En los últimos meses, los niños habían estado estudiando francés, ahora practicaban todo el día. Sihan compraba cosas que pensaba que podrían necesitar en Francia: café, tomillo, semillas de comino, mantas (le han dicho que hará frío).
Le expliqué que tendría todas esas cosas en Francia, pero no le convencí. "No puedo perder el aroma a casa", me dijo.
1 de junio de 2016
Cuando embarcaron en Beirut, toda la familia estaba aterrada. Ninguno de ellos había volado antes. Bueno, toda la familia menos Aya: se abrochó el cinturón, sonrió y exclamó: "¡Allá vamos!"
Cuando aterrizaron, los recogieron y trasladaron a la pequeña ciudad de Laval, a un par de horas en coche al oeste de París. Su apartamento está en un bloque nuevo, a las afueras de la ciudad. Es tranquilo, con jardines y parques donde los niños pueden jugar.

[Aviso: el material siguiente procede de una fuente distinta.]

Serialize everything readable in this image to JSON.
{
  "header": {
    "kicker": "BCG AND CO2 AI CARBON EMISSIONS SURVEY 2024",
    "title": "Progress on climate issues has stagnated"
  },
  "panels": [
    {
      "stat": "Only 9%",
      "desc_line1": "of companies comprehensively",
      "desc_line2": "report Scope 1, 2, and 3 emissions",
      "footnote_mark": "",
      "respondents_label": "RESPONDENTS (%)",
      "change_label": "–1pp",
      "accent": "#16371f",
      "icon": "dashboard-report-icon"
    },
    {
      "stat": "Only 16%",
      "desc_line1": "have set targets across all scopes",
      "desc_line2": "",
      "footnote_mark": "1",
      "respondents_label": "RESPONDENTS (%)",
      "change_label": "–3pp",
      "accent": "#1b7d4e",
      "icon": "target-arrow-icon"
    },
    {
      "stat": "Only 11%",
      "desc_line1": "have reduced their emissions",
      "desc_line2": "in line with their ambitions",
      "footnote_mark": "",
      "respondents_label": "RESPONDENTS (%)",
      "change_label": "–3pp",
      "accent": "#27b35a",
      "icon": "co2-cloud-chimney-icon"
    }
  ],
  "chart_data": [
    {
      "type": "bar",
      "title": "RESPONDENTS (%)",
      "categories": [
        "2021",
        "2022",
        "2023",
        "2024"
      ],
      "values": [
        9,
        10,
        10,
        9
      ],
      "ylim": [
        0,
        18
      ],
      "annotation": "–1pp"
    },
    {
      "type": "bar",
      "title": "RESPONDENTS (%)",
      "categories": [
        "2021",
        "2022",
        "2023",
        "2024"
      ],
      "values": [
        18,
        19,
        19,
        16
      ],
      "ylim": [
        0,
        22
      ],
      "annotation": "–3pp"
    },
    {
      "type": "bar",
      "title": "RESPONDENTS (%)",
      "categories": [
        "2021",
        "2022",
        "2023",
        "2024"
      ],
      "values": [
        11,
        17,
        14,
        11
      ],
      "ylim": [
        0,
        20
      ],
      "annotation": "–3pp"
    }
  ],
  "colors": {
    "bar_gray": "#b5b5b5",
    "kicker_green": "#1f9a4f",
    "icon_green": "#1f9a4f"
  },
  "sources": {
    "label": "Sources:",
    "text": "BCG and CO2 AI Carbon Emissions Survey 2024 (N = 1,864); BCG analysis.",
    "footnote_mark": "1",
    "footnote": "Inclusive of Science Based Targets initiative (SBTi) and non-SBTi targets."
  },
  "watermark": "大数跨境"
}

A los pocos días de su llegada fui a visitarlos. Sentado allí, cenando con la familia, me di cuenta de que, a pesar de conocerlos desde hacía más de dos años, era la primera vez que veía sonreír a los padres de Aya. Era como si les hubieran quitado un gran peso de encima.
Por supuesto que aún se enfrentan a muchos retos. Los niños han perdido varios años de escuela y ahora tienen que intentar ponerse al día mientras aprenden un nuevo idioma. Ayman tiene que aprender francés antes de poder encontrar un trabajo y Sihan quiere tener un papel activo en la comunidad, aunque sabe que tardará un tiempo adaptarse. Pero están muy agradecidos y dispuestos a aprovechar al máximo esta oportunidad para empezar una nueva vida.
Pero lo más importante es que ahora están a salvo y que Aya puede recibir los cuidados médicos que necesita.
Cuando me marchaba, con lágrimas en los ojos Sihan me habló de la primera noche que habían dormido en su nuevo apartamento. A menudo, a Aya le cuesta dormir, pero esa noche, mientras la llevaba a la cama, Sihan pudo murmurarle: "Todo va bien. Ahora, este es tu hogar".